We would like this to go down. Perhaps a reasonable goal is to an average of ~15min per day (~1% downtime) as a first step.
Note we define "downtime" or "low availability" as a high level of 503s returned, or minutes where the monitoring service is disconnected.
We have already taken some steps to address this issue:
- The primary cause of downtime earlier in the month was due to distributed non-identifying crawlers sidestepping our rate limits and causing performance degradation. We have put in place mitigations to help catch such cases, and have seen improvements to downtime.
- The second cause of downtime was solr saturation due to expensive requests resulting in haproxy queueing. We added solr-side enforced timeouts to many of our queries, blocked certain unintentional expensive queries, and tuned solr's caching.
These changes collectively (excluding the solr timeouts which were done earlier) saw the average down time go from 49min/day to 33min/day from [11-03, 11-17] to [11-18, 12-02] (32% improvement).
The current outstanding causes of our downtime are:
- Frequent but short-lived downtime due to work saturation -- unclear with what; possible IA requests.

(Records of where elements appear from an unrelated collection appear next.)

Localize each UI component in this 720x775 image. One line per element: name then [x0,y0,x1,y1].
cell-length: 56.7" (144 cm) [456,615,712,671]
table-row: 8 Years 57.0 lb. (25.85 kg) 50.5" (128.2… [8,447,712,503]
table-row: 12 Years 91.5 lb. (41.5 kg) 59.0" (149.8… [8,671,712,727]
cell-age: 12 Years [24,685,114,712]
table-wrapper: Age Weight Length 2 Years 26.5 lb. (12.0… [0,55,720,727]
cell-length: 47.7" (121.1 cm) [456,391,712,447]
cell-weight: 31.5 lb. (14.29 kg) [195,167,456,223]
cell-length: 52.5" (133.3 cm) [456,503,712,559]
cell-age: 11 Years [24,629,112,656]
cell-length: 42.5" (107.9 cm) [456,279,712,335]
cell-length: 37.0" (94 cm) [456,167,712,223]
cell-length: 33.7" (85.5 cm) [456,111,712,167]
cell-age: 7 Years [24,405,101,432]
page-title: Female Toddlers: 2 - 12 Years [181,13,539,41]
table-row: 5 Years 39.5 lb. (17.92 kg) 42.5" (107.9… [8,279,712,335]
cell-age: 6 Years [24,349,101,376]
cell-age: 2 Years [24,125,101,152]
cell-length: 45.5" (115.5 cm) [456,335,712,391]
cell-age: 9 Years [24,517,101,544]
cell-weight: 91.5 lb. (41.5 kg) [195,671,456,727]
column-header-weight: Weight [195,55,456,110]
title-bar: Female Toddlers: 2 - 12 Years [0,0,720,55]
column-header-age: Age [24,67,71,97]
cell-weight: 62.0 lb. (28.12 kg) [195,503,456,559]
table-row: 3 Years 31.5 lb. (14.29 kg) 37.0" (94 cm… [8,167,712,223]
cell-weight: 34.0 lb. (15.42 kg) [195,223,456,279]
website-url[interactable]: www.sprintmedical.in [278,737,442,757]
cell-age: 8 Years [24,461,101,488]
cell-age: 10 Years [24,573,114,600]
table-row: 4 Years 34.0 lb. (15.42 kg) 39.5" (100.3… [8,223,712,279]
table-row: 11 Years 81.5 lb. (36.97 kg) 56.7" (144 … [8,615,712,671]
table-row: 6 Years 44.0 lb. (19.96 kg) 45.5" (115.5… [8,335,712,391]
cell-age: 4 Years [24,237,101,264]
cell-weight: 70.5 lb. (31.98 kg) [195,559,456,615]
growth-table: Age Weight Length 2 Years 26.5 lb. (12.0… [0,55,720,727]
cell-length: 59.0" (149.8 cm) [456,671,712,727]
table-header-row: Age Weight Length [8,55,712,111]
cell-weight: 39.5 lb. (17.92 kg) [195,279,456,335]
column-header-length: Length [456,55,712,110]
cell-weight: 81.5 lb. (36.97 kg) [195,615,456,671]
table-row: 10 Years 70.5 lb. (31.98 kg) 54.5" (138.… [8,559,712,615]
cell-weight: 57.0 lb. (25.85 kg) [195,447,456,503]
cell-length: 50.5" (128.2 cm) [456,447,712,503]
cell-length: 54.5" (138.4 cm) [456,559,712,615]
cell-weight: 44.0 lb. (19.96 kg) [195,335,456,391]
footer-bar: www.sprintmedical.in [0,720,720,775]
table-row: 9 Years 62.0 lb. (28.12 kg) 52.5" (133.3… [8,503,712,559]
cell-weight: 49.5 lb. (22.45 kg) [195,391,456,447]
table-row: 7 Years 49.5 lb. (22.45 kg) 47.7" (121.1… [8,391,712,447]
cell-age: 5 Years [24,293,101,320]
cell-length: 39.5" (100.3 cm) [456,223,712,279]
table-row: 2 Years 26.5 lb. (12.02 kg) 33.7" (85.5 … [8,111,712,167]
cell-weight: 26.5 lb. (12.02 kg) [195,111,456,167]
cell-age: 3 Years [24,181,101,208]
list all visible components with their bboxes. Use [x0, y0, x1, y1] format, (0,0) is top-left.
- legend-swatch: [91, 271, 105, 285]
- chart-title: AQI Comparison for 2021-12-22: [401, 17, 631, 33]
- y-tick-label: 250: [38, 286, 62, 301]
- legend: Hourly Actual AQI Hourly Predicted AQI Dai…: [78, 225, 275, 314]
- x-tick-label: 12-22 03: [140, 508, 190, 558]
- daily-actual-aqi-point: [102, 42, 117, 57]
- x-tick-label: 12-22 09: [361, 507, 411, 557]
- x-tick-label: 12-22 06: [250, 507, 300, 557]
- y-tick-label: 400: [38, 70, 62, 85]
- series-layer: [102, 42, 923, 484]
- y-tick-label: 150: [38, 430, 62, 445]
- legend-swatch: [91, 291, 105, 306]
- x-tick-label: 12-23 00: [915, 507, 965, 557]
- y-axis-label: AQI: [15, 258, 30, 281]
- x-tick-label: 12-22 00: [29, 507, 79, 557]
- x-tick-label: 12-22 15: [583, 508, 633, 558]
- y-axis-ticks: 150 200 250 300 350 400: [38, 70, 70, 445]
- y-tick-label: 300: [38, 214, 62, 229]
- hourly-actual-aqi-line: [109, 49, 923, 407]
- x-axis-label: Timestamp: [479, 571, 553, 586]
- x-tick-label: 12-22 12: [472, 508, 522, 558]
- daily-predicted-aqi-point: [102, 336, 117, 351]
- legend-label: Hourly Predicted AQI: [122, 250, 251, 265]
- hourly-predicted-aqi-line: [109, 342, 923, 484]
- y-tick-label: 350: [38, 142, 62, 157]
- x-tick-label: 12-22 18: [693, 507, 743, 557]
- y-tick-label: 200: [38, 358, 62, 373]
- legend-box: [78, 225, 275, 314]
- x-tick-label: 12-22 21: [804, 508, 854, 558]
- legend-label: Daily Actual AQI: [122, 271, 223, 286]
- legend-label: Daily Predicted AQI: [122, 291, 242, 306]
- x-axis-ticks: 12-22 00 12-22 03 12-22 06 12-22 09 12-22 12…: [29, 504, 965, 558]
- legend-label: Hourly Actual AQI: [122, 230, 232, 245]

- Rare but longer-lasting downtime solr saturation due to other expensive queries via API.
You can see the two cases here. Note the cases where we see high 503s + haproxy queueing, but not slow solr are the first case. And cases where we also see the slow solr red band, are the second case.
Proposal
Breakdown
Related files
Refer to this map of common Endpoints: *
Requirements Checklist
Checklist of requirements that need to be satisfied in order for this issue to be closed:
- [ ]
Stakeholders
Instructions for Contributors
- Before creating a new branch or pushing up changes to a PR, please first run these commands to ensure your repository is up to date, as the pre-commit bot may add commits to your PRs upstream.
hey @cdrini , here are my proposed changes to combat longer lasting downtimes:
- set _pass_time_allowed to True in the languages.py file, I believe setting it to False is making larger queries clog up the system
- In subjects.py the current publish_year limit for a facet is -1, for bad data like typos this list could be infinitely huge and result in crashing the system, I think setting the publish_year limit to 2000 would capture all legitimate years and stop the list from growing infinitely and crashing the system.
Let me know what you think about this
@saifxyzyz please kindly wait for an issue to be triaged before submitting a PR. Otherwise, our automations do not assign Assignees and otherwise we can't even vouch that an issue is something we're planning to work on.
@mekarpeles apologies, will keep in mind
@cdrini we may want to move this into a 2026 goals doc as it's difficult to act on here, as is. Making you the lead so we can figure next steps.